Using a large flat frying pan, cook the chicken in a little oil for around 10 minutes, until golden brown all over. Remove and set aside. Add the onion, garlic and pepper to the pan and gently cook for around 10 minutes, until the vegetables are soft but not burnt. Stir in the paprika and slowly add the tomatoes over a medium heat.

Add the rice to the pan and on top of the rice add the turmeric and slowly pour in the stock. Quickly bring the mixture to the boil and add the saffron. Return the chicken to the pan and simmer until the rice is just tender and the chicken is thoroughly cooked. Add the peas. Once cooked, remove for the heat and cover and leave for about 5-10 minutes for the rice to re-absorb the liquid.

Variations

This dish works particularly well with spain's finest meats, like Chorzio sausage and Serrano ham. For a seafood variation, prawns and other things that swim in the sea can be added. Because these ingredients are quite delicate and so could become ruined during the cooking of the rice, its best to add them after the rice has been added and when the dish is simmering.

Experiment! try different ingredients like broad beans and different seasoning.

If you are drinking a good Jerez sherry to accompany this dish, then one common variation that works well with seafood, is to add a splash of sherry to the stock during cooking. The salty taste in the sherry adds that 'seafood' taste to the dish.

Monday, 16 January 2012

WANTED!

I have had a particular request for cup cake recipes from a friend who got a cup cake maker for Christmas. Any out there, especially if unusual...

Tea Loaf

this is a weightwatchers recipe which can be adapted to normal, non calorie counting members of the population with the addition of a thick layer of butter on each slice...

take
125g brown sugar
125g mixed fruit
250 ml cold tea
soak the above overnight (or, if in a hurry, just stir together)
add 
300g self raising flour
1 beaten egg
and mix well together
bake for 1hour, 15 mins
at 160 degrees C/320 degrees F/433 Kelvin/Gas Mark3 in a 2lb loaf tin (silicon one is best)

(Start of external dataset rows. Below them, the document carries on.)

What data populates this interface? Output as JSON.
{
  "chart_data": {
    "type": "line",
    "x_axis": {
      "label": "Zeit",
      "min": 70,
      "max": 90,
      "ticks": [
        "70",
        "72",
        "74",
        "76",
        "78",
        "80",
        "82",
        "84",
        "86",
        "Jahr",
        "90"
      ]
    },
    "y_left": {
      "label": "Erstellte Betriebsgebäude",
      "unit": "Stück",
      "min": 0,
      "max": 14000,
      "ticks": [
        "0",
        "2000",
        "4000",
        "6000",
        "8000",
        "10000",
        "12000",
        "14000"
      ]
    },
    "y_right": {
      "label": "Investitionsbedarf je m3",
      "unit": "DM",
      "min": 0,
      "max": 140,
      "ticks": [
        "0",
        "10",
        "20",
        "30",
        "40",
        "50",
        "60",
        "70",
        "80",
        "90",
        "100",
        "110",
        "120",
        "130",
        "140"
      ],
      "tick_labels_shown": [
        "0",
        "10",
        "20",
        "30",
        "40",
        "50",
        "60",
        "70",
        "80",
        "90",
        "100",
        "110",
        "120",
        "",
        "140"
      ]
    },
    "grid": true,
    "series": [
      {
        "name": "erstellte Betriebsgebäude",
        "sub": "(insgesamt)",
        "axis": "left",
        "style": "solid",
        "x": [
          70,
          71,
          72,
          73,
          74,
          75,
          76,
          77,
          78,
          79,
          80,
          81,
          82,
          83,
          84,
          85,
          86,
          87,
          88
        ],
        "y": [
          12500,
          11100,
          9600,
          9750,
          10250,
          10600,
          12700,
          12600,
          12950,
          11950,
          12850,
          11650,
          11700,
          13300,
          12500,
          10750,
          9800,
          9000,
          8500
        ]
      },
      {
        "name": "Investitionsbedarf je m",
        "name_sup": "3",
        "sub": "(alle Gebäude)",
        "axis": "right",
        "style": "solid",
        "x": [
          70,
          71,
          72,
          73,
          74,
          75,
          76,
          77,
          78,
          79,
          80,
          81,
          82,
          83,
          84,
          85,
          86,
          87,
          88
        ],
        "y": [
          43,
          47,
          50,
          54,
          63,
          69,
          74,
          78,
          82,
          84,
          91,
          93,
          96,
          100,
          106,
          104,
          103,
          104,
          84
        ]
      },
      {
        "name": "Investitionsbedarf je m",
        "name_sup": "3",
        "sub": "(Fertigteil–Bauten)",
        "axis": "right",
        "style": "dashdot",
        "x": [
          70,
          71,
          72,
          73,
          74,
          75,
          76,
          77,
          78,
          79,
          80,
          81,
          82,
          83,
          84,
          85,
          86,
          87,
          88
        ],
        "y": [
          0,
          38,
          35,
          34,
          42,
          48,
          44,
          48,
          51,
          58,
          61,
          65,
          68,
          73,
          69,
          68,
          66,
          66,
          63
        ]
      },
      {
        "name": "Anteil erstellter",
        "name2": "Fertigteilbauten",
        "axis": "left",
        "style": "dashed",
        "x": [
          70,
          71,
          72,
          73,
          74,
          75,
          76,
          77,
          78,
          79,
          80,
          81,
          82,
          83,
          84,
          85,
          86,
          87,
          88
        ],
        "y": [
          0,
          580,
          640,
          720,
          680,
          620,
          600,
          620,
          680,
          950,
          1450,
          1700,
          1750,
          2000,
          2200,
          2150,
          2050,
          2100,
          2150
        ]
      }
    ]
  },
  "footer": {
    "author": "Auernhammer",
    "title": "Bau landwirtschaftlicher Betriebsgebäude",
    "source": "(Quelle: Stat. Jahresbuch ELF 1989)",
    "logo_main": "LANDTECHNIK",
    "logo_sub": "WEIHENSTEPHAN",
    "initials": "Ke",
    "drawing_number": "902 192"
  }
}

This freezes very well, but if in the vicinity of any bods, won't last long as very more-ish. It can be easily adapted by adding different fruits, nuts etc.... If any STU readers do this please add variations in the feedback. That is asuming there are people out there reading? Still looking for contributors...

Sunday, 8 January 2012

New postings

Good films corner. You know fairly wholesome ones that aren't kiddies but not an 18.

Breakfast Munching Muffins

useful if you always end up going out the door without breakfast in your tum cos you're running late...

100g/4 oz ready to eat apricots, chopped
4 tbs orange juice
2 large eggs
142ml carton soured cream
100 ml/3 1/2 fl oz sunflower oil
85g/3oz golden caster sugar
300g/10oz self raising flour, sifted
1 tsp baking powder
50g/2oz crunchy muesli
12 heaped tsp marmalade

FOR THE TOPPING
50g/2 oz light muscovado sugar
2 tbs sunflower oil
50g/2 oz crunchy muesli

1) preheat oven to 190 c/gas mark 5/ fan oven 170 c
2) beat eggs, mix in soured cream, oil and sugar. stir into the apricot mixture. put the flour, baking powder and muesli in a large bowl, then gently stir in the apricot mixture. don' t overmix.
3) spoon into 12 muffin cases.dip thumb in a little flour, then make a deep thumbprint in each muffin. fill with marmalade.
4) combine topping ingredients and sprinkle over top of muffins. bake for 25-30 mins until well risen and golden.